As soon as the rains come back,” Jill was saying, “we’ll get together.” Then, miraculously, Kate didn’t feel tired any more and she and Jill settled down to a good gossip. She gave Jill an update on Raymond’s condition. She told Jill about Marsha’s arrival and the homeschooling decision. She told Jill about Mom’s three-meals-a-day guests, until somehow it was almost midnight before they rang off.
The next morning about ten o’clock Kate saw Ian’s sport van drive into the McAllister driveway and Ian, in jeans, boots and heavy windbreaker, walk through knee-high snow to her back door. She was at the back door to open it for him. He took off the knit cap he was wearing.
“I saw everybody out in front,” he said, smiling. “They all seem to be having a great time.”
“Yes, they are,” Kate said, taking the cap. “Come on in. I was about to have a coffee break. Would you like some?”
All three children and Marsha, dressed in one of Claude’s old ski outfits, were out in front rebuilding the snowman, who had suffered some damage during the night’s storm. Marsha had said nothing more about the homeschooling or about Raymond’s custody. She had been up early, had eaten breakfast with them, and seized the opportunity to join in the snow fun out front. Kate had observed her from the front window and knew that she was actually having as much fun as the children were. And they, like children everywhere, accepted a new playmate without question.
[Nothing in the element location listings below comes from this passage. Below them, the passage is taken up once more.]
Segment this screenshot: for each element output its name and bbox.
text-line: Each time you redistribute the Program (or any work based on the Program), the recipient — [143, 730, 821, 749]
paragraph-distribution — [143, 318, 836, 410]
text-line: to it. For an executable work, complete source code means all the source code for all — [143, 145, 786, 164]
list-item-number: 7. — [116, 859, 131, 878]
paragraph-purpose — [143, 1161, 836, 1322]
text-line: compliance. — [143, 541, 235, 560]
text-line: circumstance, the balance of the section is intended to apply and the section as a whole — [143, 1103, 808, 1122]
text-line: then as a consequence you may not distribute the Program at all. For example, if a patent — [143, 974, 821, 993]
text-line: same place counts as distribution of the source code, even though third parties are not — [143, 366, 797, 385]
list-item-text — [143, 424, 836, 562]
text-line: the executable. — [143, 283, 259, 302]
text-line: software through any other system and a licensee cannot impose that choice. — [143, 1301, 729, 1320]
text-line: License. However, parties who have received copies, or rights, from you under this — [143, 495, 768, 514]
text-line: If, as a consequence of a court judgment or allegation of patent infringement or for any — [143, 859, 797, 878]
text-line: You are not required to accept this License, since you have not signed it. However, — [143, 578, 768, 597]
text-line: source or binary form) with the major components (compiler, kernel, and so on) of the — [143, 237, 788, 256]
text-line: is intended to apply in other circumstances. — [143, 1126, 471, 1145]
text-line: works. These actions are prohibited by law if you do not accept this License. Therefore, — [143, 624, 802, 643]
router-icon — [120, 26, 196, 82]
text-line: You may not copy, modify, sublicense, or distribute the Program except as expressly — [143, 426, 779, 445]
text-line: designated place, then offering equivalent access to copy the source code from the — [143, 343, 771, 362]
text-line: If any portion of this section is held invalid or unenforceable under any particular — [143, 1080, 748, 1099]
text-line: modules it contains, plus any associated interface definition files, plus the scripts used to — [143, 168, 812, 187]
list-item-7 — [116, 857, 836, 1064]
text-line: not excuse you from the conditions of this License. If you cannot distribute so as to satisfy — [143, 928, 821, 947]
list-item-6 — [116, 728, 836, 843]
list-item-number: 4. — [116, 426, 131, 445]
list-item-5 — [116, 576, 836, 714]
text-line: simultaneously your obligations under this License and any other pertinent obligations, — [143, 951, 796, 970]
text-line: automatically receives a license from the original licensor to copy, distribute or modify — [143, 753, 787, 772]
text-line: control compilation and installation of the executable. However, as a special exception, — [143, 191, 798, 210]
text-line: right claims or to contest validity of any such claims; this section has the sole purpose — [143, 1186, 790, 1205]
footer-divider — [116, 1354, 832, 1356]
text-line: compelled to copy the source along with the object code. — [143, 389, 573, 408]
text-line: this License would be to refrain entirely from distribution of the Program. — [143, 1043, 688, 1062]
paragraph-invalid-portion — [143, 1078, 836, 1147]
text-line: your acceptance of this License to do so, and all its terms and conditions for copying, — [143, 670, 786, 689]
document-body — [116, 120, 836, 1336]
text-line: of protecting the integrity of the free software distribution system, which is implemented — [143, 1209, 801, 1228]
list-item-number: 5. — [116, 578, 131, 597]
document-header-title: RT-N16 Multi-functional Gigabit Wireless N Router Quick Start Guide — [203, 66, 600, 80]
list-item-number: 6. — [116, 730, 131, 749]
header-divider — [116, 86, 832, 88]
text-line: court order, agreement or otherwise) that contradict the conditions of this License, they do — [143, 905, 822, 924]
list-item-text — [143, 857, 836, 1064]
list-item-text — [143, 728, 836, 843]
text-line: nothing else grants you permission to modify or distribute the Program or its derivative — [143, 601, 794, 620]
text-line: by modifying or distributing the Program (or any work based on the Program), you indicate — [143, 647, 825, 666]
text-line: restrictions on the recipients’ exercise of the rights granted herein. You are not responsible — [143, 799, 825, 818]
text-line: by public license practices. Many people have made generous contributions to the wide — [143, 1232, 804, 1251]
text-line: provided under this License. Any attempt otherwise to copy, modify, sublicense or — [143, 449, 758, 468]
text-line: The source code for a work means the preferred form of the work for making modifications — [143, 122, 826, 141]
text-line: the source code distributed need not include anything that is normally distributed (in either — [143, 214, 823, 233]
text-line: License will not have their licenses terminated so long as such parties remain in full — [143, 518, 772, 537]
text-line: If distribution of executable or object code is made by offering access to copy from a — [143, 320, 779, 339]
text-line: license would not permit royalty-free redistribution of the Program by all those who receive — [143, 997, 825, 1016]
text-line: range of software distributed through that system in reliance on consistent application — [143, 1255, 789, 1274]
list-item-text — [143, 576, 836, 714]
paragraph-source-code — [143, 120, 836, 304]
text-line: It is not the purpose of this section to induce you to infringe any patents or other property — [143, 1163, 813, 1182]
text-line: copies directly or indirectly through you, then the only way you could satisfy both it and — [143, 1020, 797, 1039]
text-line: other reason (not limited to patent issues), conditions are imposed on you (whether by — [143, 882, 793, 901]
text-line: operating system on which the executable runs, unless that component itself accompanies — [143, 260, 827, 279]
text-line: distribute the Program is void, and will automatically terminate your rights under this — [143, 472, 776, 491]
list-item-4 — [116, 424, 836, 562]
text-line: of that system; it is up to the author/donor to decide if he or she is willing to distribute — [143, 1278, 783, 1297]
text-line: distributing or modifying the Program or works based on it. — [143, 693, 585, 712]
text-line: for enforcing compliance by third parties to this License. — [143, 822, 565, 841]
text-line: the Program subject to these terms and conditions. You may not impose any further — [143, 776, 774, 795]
Kate did tell Ian that Marsha knew about the homeschooling idea. “I’m sorry,” she said. “I should have cleared the stuff off the dining-room table.”
“No problem,” Ian said easily, sitting down at the kitchen table. “It’s a done deal, anyhow. I called your Pastor Ledbetter early this morning. He’s a great old guy, isn’t he? He volunteered to go with me over to Raymond’s school to see the principal And we did. I think the principal didn’t want to refuse a sudden request from a man of the cloth, and I think Ledbetter knew it, because he offered to make the call and ask for an appointment. Anyhow, we went over.”